Hierarchical Subspaces of Policies for Continual Offline Reinforcement Learning
Anthony Kobanda, Rémy Portelas, Odalric-Ambrym Maillard, Ludovic Denoyer
TL;DR
This work tackles offline continual reinforcement learning for navigation by introducing HiSPO, a hierarchical framework that maintains two separate policy subspaces for high-level planning and low-level control. HiSPO uses anchor-based subspaces with pruning and extension, learned in an offline setting from expert data, and employs Dirichlet-based exploration of the subspace with a PAC-style criterion for zero-shot transfer. Through extensive experiments on MuJoCo maze tasks and Godot-based video-game-like environments, HiSPO achieves strong performance with significantly lower memory usage than full-expansion baselines, while mitigating forgetting and preserving generalization across task streams. The combination of hierarchical imitation learning and subspace-based adaptation provides a scalable, memory-efficient approach to offline CRL in dynamic navigation settings, with ablations demonstrating the value of two-subspace architecture and potential extensions via LoRA and PAC-based decisions.
Abstract
We consider a Continual Reinforcement Learning setup, where a learning agent must continuously adapt to new tasks while retaining previously acquired skill sets, with a focus on the challenge of avoiding forgetting past gathered knowledge and ensuring scalability with the growing number of tasks.
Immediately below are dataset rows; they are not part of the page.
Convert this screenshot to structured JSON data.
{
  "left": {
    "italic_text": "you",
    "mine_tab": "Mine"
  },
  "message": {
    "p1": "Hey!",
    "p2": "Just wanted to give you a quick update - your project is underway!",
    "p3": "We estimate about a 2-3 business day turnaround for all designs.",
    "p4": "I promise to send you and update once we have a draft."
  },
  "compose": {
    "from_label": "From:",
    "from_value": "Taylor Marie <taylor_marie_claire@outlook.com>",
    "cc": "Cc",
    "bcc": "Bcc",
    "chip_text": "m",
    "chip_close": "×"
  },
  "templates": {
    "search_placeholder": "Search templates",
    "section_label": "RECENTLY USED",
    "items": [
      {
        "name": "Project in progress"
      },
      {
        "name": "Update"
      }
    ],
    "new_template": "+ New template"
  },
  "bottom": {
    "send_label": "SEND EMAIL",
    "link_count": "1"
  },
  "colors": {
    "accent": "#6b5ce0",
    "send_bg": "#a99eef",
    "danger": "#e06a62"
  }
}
Such issues prevail in autonomous robotics and video game simulations, notably for navigation tasks prone to topological or kinematic changes. To address these issues, we introduce HiSPO, a novel hierarchical framework designed specifically for continual learning in navigation settings from offline data. Our method leverages distinct policy subspaces of neural networks to enable flexible and efficient adaptation to new tasks while preserving existing knowledge. We demonstrate, through a careful experimental study, the effectiveness of our method in both classical MuJoCo maze environments and complex video game-like navigation simulations, showcasing competitive performances and satisfying adaptability with respect to classical continual learning metrics, in particular regarding the memory usage and efficiency.